Rio+20 Environmental Resolutions Timeline
Digitizing an organization's documents not only saves trees but it can help us explore and understand them. The global conversation on the environment goes back to December 1968 when general assembly resolution 2398 (XXIII) brought attention to the "relationship between man and his environment."
This data visualization gives some historical context to the current discussion in Rio by showing the environmental resolutions and how they relate to each other.
Data Munging 40 Years of Resolutions
The dataset was a hand-selected list of General Assembly resolutions which related to the environment. The Official Document System (ODS) provided PDFs of the resolutions which included text data scanned with OCR.
As usual, the bulk of the work was getting a clean dataset. Even while working in the same physical office it turned out that scraping the ODS search results was the best way to download full-text PDFs. ID discrepancies, referrer tracking, and server-side state management made this tricky but not impossible.
The text from each PDF was extracted with the help of PDF Miner. The pdf2txt tool does some pretty impressive work to figure out how to translate the character soup into words and paragraphs based on the distance of each letter from its neighbours. It can take some parameter tweaking and it's never perfect but you can get close enough.
I originally wanted to extract resolution references based on a generic pattern, like "A/RES/###". Then I would have the resolution in an explicit format and it would be easy to match it with the other documents. However, references were more typically made without the "A/RES/" prefix so that didn't work. You often find things like this:
Recalling its resolutions 48/169 and 48/170 of 21 December 1993, 49/102 of 19 December 1994 and 51/168 of 16 December 1996...
In the end I had to settle for a top-down approach which used the list of environmental resolutions to search for references. That worked very well for this smaller dataset but wouldn't be as effective for larger ones. I'm just lucky the resolution numbers I was concerned with didn't overlap with the years.
Using the NetworkX Python extension, I was able to generate a graph data structure based on these references and output to GraphML and to JSON. The GraphML I threw into Gephi to do quick tests and preliminary exploration. The JSON output was used as the data source for the visualization.
Presenting the Data Visually
As much as I love the typical network visualization with lines connecting lots of little bubbles it really wasn't appropriate here. Those visualizations are best when there is significant meaning when A is connected to B is connected to C. In social networks, a friend of a friend is more likely to be trusted / have common interests / etc. However, in the case of citations between general assembly resolutions which are already filtered by the topic of the environment it's not a very important metric.
The typical graph visualization puts a lot of emphasis on communicating these friend of a friend relationships because it encodes the information in each node's position, the most important visual element. The proximity of two nodes is a good indication of how closely connected they are.
For this visualization the sequence is more important so resolutions are represented as a series of boxes stacked by year along the horizon. So here, position encodes time.

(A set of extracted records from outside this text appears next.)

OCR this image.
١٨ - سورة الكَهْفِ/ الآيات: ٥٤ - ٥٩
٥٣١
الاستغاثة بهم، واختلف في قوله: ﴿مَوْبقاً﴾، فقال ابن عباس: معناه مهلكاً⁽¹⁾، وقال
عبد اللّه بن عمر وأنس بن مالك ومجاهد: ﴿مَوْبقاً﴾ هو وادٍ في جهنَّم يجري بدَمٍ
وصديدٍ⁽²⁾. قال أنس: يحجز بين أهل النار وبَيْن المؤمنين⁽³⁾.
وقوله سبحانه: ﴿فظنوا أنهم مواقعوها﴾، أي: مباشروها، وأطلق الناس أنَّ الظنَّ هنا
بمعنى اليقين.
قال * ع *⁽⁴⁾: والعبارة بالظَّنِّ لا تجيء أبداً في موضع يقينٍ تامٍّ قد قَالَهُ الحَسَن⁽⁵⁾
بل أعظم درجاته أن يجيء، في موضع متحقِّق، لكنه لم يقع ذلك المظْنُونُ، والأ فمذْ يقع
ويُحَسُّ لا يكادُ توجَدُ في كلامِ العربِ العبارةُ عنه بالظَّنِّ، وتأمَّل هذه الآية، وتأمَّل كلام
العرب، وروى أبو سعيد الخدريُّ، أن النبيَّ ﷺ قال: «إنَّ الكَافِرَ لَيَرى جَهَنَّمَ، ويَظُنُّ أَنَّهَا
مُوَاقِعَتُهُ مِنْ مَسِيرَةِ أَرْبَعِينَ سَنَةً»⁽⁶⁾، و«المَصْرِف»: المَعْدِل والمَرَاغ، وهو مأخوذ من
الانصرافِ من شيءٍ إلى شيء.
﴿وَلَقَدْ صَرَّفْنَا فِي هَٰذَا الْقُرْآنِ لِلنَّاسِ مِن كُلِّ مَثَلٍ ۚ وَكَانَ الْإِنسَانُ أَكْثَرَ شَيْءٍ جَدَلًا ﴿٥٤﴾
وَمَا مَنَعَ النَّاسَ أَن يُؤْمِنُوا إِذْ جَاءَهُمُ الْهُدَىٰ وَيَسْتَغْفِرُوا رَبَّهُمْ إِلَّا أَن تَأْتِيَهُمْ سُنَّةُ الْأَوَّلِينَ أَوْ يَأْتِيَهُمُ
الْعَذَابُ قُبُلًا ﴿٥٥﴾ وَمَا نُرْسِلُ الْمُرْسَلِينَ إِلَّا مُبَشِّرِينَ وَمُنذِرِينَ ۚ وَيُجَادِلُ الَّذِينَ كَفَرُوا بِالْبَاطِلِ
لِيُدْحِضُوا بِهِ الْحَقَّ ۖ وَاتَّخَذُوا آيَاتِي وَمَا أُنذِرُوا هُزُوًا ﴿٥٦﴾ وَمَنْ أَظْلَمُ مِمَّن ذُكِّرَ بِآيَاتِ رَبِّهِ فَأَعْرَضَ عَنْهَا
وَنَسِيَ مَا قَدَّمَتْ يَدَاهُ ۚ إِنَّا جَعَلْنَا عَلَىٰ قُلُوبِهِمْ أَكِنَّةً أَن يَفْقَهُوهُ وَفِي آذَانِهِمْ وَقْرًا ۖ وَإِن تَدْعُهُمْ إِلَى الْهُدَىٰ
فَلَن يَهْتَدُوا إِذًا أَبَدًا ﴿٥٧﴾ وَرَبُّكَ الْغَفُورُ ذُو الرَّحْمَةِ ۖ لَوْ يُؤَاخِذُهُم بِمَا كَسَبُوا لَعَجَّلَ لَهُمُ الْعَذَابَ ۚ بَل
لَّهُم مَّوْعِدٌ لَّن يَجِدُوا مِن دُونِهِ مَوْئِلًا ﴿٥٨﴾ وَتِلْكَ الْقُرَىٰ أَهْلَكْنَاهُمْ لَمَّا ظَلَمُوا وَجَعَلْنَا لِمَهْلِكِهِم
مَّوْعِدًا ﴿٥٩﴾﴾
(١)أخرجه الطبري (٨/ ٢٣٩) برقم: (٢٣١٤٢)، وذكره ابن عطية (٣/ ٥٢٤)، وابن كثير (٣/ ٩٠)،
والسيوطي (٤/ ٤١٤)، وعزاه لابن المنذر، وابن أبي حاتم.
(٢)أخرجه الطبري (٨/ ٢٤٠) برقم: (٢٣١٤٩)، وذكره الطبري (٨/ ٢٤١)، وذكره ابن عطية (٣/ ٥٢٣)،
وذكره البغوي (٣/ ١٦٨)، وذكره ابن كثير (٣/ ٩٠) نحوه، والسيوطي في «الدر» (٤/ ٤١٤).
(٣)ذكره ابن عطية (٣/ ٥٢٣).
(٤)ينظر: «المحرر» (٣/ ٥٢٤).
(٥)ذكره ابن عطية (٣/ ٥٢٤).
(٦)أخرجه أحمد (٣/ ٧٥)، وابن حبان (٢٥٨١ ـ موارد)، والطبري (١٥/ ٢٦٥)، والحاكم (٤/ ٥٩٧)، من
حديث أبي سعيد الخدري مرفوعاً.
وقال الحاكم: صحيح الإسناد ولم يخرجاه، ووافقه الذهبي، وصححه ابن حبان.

This visualization had to work on IE7 so I had to forgo some of the convenience of d3.js and use Raphael.js for all the frontend drawing. It's a great little library that completely shelters you from dealing with differences between SVG and IE's VML.
One thing that's definitely missing here is a better drill-down capability. I wish you could see the text around each citation when you select an arc. Unfortunately, the quality of the output from the OCR scanning / PDF Miner combo wasn't good enough. So for now, the list of documents is printed at the bottom of the screen and you can click a link to access the document from UN ODS.